Label Academy, the global training provider for the label and package printing industry, has hosted its third virtual master class covering brand protection and anti-counterfeiting.
The two-part online event boasted a high-profile panel of eleven expert speakers from across the brand protection segment and label and package printing industry.
Part one took place on Tuesday, March 23, with part two a week later on Tuesday, March 30. The chair for part one was James Quirk, Labels & Labeling group managing editor, while Labelexpo’s strategic director Andy Thomas-Emans chaired part two. They were joined by guest speakers from American Apparel & Footwear Association, Avery Dennison, Digimarc, HP, International Hologram Manufacturers Association (IHMA), INX International Ink Co., Mercian Labels, Vandagraf, VerifyMe and Vicki Strull Design.
Part One provided an overview of brand protection from a range of industry perspectives. James Bevan, director of Vandagraf, began with an introduction to the global counterfeiting market, describing the main types of security. This paved the way for the next session, given by Vicki Strull, branding consultant, Vicki Strull Design, who examined the role labels and packaging can play and communication between brand and converter. Christina Mitropoulos, director, brand protection and manufacturing initiatives, American Apparel & Footwear Association, then provided an insight into the challenges of online shopping and e-commerce for brands. Closing part one, Dr Adrian Steele, managing director of Mercian Labels, presented the converter perspective, with a particular focus on tamper-evident labels. He drew on examples from companies such as Amazon, the Royal Mint, and FedEx.

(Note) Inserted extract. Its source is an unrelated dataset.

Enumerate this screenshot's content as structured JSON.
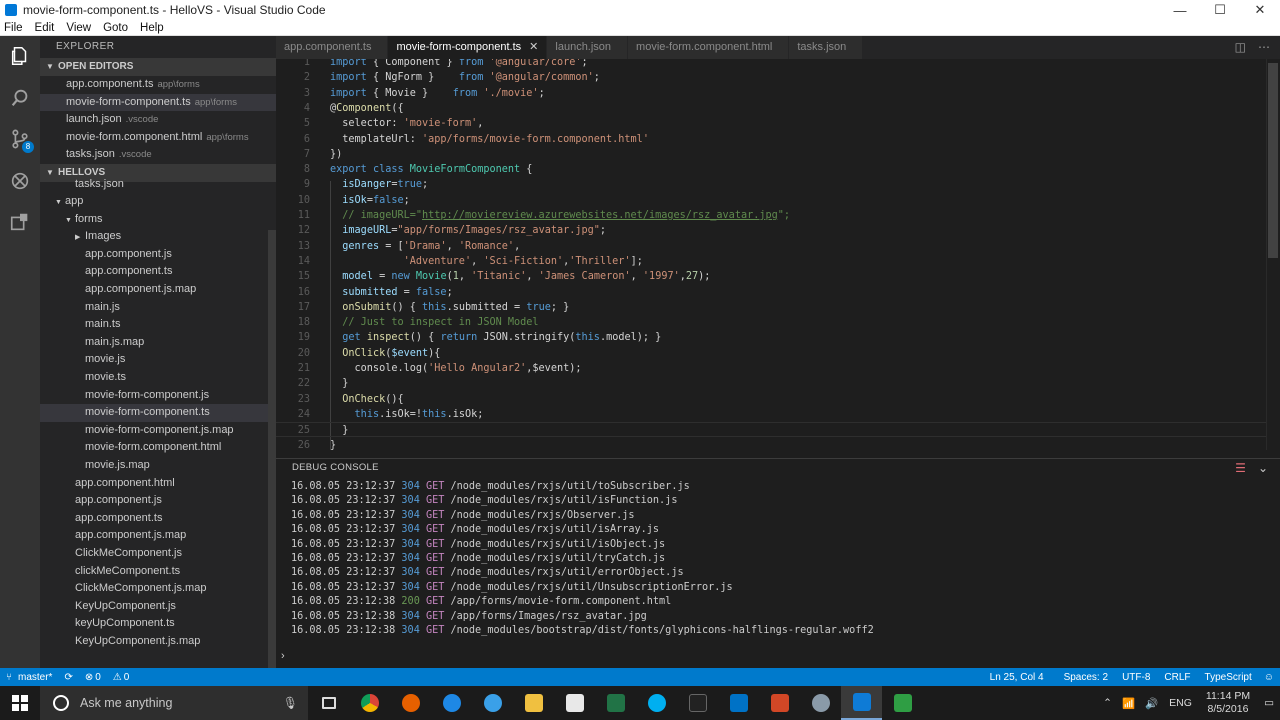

The focus for part two was on specific brand protection technologies. The first half concentrated on overt technologies, starting with a presentation given by Dr Paul Dunn, chairman of the International Hologram Manufacturers Association. He provided a technical overview of holograms and optical technology, accompanied by examples of how they have been successfully used by brands such as Lamborghini. Leading the next session was Moshiko Levhar, EMEA security, and brand protection business manager, Graphics Solutions Business, HP, who covered digital printing and the use of variably printed security codes. He emphasized the importance of a layered approach to security. Tamper-evident materials were the subject of the third overt technology presentation, given by Michael Welch, senior product manager of durables in North America at Avery Dennison. He provided an insight into some of the ways in which brands are using these successfully.
The second half of part two focused on covert technologies, starting with a joint presentation given by Michael Brice, vice president of sales and business development at INX International Ink Co., and Keith Goldstein, chief operating officer of VerifyMe. They examined some of the ways in which security inks and taggants are being used to protect products and brands. The next session was led by Tony Fazhev, business development manager NFC, Europe, Avery Dennison, who showed how NFC security could be used as part of a digital brand protection strategy, particularly for wine, spirits, and pharma applications. The final master class presentation was given by Jay Sperry, platform evangelist of Digimarc Corporation, who explored ways in which digital watermarking is helping with product diversion, authentication, and traceability.
‘Brand protection is growing in importance, as the global counterfeiting market continues to evolve, and with it, the technologies being developed to tackle it,’ commented Thomas-Emans. ‘It is vital, therefore, that the label and package printing industry learns how to equip itself with the right tools and up-to-date knowledge to meet changing brand owner needs.
‘This brand protection master class proved an excellent opportunity to do just that, and I’d like to extend my thanks to our fantastic line-up of speakers who took part and attendees for joining. We look forward to hosting further sessions covering more of the industry’s most pressing topics in the coming months.’
Echoing this, Dr Steele added: ‘Listening to the presenters from part one reminded me that the problem of counterfeit goods and tamper evidence continues to be an evolving and growing problem for brands, and the pandemic lockdown has accelerated this shift with the boom in e-commerce, and fraudsters taking advantage of this. There has never been a more important time to recognize the threat to your brand than now, and that was a consistent message from the presenters in part one.’
‘I found the master class to be a great means to educate all stakeholders in the supply chain,’ said Brice. ‘Since the “classes” are targeted, brief, and have presenters from key sources involved in the subject matter, one can gain significant knowledge on the topic and a way to pursue those sources of information for greater detail. In today’s environment, you are bringing access where it was only available in person. I think [the] format will continue despite travel restrictions being lifted and some sort of normalcy exists.’
‘On-the-job learning is an ongoing process, so I’d strongly recommend that master class attendees continue to enhance their knowledge by purchasing the Label Academy’s Encyclopedia of Brand Protection. This is an invaluable complement to the key technologies discussed during the master class, and much more,’ concluded Thomas-Emans.